In 2019, Bawa installed A Pink Scaffold in the Rann in the Rann of Kutch, a large salt desert in India.

In 2016, Bawa's work was included in the Disjecta Art Center's 2016 Portland Biennial, curated by Michelle Grabner. Bawa created a large golden scaffold that was installed in the vacant Astor Hotel in Astoria, Oregon, accompanied by audio recordings of construction.

=== A Brutal Affair ===
Another ongoing project, A Brutal Affair, concentrates on Brutalist architecture around the world. Drawings and prints in this series have been exhibited at several galleries including the Center for Contemporary Art & Culture at the Pacific Northwest College of Art (PNCA) in Portland, Oregon and the Blueprint 12 gallery in New Delhi, India.

=== Other work ===
In 2018, Bawa had a solo exhibition of drawings and prints of the Portland Veterans Memorial Coliseum at the Portland Art Museum, as part of the APEX series curated by Grace Kook-Anderson. She had a concurrent exhibition at Ampersand Gallery that culminated in the publication of an artist's book.

In 2017 Bawa exhibited Parallel Faults at Los Angeles Valley College in Valley Glen, California

Between 2014 and 2015, Bawa showed her project Aqua Mapping in the Whitebox Gallery in Portland, Oregon and Saltworks Gallery in Atlanta, Georgia.

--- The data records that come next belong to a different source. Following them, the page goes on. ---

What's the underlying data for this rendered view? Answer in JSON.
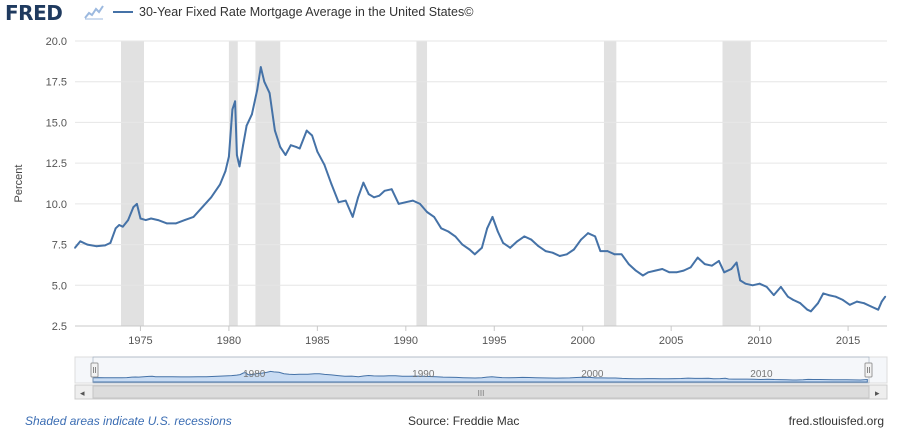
{
  "header": {
    "logo_text": "FRED",
    "legend_label": "30-Year Fixed Rate Mortgage Average in the United States©"
  },
  "footer": {
    "recession_note": "Shaded areas indicate U.S. recessions",
    "source": "Source: Freddie Mac",
    "site": "fred.stlouisfed.org"
  },
  "colors": {
    "series": "#4572a7",
    "recession": "#e1e1e1",
    "navigator_fill": "#c9dcf3",
    "navigator_line": "#4572a7",
    "gridline": "#e6e6e6"
  },
  "navigator": {
    "tick_labels": [
      "1980",
      "1990",
      "2000",
      "2010"
    ],
    "tick_years": [
      1980,
      1990,
      2000,
      2010
    ],
    "scroll_left_icon": "◂",
    "scroll_right_icon": "▸",
    "scroll_grip": "III"
  },
  "chart_data": {
    "type": "line",
    "title": "30-Year Fixed Rate Mortgage Average in the United States©",
    "xlabel": "",
    "ylabel": "Percent",
    "xlim": [
      1971.3,
      2017.2
    ],
    "ylim": [
      2.5,
      20.0
    ],
    "yticks": [
      2.5,
      5.0,
      7.5,
      10.0,
      12.5,
      15.0,
      17.5,
      20.0
    ],
    "ytick_labels": [
      "2.5",
      "5.0",
      "7.5",
      "10.0",
      "12.5",
      "15.0",
      "17.5",
      "20.0"
    ],
    "xticks": [
      1975,
      1980,
      1985,
      1990,
      1995,
      2000,
      2005,
      2010,
      2015
    ],
    "xtick_labels": [
      "1975",
      "1980",
      "1985",
      "1990",
      "1995",
      "2000",
      "2005",
      "2010",
      "2015"
    ],
    "recessions": [
      [
        1973.9,
        1975.2
      ],
      [
        1980.0,
        1980.5
      ],
      [
        1981.5,
        1982.9
      ],
      [
        1990.6,
        1991.2
      ],
      [
        2001.2,
        2001.9
      ],
      [
        2007.9,
        2009.5
      ]
    ],
    "series": [
      {
        "name": "30-Year Fixed Rate Mortgage Average in the United States©",
        "x": [
          1971.3,
          1971.6,
          1972.0,
          1972.5,
          1973.0,
          1973.3,
          1973.6,
          1973.8,
          1974.0,
          1974.3,
          1974.6,
          1974.8,
          1975.0,
          1975.3,
          1975.6,
          1976.0,
          1976.5,
          1977.0,
          1977.5,
          1978.0,
          1978.5,
          1979.0,
          1979.5,
          1979.8,
          1980.0,
          1980.2,
          1980.35,
          1980.45,
          1980.6,
          1980.8,
          1981.0,
          1981.3,
          1981.6,
          1981.8,
          1982.0,
          1982.3,
          1982.6,
          1982.9,
          1983.2,
          1983.5,
          1983.8,
          1984.0,
          1984.4,
          1984.7,
          1985.0,
          1985.4,
          1985.8,
          1986.2,
          1986.6,
          1987.0,
          1987.3,
          1987.6,
          1987.9,
          1988.2,
          1988.5,
          1988.8,
          1989.2,
          1989.6,
          1990.0,
          1990.4,
          1990.8,
          1991.2,
          1991.6,
          1992.0,
          1992.4,
          1992.8,
          1993.2,
          1993.6,
          1993.9,
          1994.3,
          1994.6,
          1994.9,
          1995.2,
          1995.5,
          1995.9,
          1996.3,
          1996.7,
          1997.1,
          1997.5,
          1997.9,
          1998.3,
          1998.7,
          1999.1,
          1999.5,
          1999.9,
          2000.3,
          2000.7,
          2001.0,
          2001.4,
          2001.8,
          2002.2,
          2002.6,
          2003.0,
          2003.4,
          2003.7,
          2004.1,
          2004.5,
          2004.9,
          2005.3,
          2005.7,
          2006.1,
          2006.5,
          2006.9,
          2007.3,
          2007.7,
          2008.0,
          2008.4,
          2008.7,
          2008.9,
          2009.2,
          2009.6,
          2010.0,
          2010.4,
          2010.8,
          2011.2,
          2011.6,
          2011.9,
          2012.3,
          2012.7,
          2012.9,
          2013.3,
          2013.6,
          2013.9,
          2014.3,
          2014.7,
          2015.1,
          2015.5,
          2015.9,
          2016.3,
          2016.7,
          2016.9,
          2017.1
        ],
        "values": [
          7.3,
          7.7,
          7.5,
          7.4,
          7.45,
          7.6,
          8.5,
          8.7,
          8.6,
          9.0,
          9.8,
          10.0,
          9.1,
          9.0,
          9.1,
          9.0,
          8.8,
          8.8,
          9.0,
          9.2,
          9.8,
          10.4,
          11.2,
          12.0,
          12.9,
          15.8,
          16.3,
          13.0,
          12.3,
          13.6,
          14.8,
          15.5,
          17.0,
          18.4,
          17.5,
          16.8,
          14.5,
          13.5,
          13.0,
          13.6,
          13.5,
          13.4,
          14.5,
          14.2,
          13.2,
          12.4,
          11.2,
          10.1,
          10.2,
          9.2,
          10.4,
          11.3,
          10.6,
          10.4,
          10.5,
          10.8,
          10.9,
          10.0,
          10.1,
          10.2,
          10.0,
          9.5,
          9.2,
          8.5,
          8.3,
          8.0,
          7.5,
          7.2,
          6.9,
          7.3,
          8.5,
          9.2,
          8.3,
          7.6,
          7.3,
          7.7,
          8.0,
          7.8,
          7.4,
          7.1,
          7.0,
          6.8,
          6.9,
          7.2,
          7.8,
          8.2,
          8.0,
          7.1,
          7.1,
          6.9,
          6.9,
          6.3,
          5.9,
          5.6,
          5.8,
          5.9,
          6.0,
          5.8,
          5.8,
          5.9,
          6.1,
          6.7,
          6.3,
          6.2,
          6.5,
          5.8,
          6.0,
          6.4,
          5.3,
          5.1,
          5.0,
          5.1,
          4.9,
          4.4,
          4.9,
          4.3,
          4.1,
          3.9,
          3.5,
          3.4,
          3.9,
          4.5,
          4.4,
          4.3,
          4.1,
          3.8,
          4.0,
          3.9,
          3.7,
          3.5,
          4.0,
          4.3
        ]
      }
    ]
  }
}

In 2012, Bawa exhibited a large scale, site-specific installation called At Owner's Risk at Suyama Space in Seattle, Washington, that responded to the current and historical uses of the space: an architecture firm, an auto body shop, and a livery stable.

In 2009, Bawa's show Mathesis: dub, dub dub, was exhibited at Gallery Maskara, in Mumbai, India

==Personal life==
Bawa was born in Ootacamund, India. She lives and works in Portland, Oregon, also frequently spending time in New Delhi.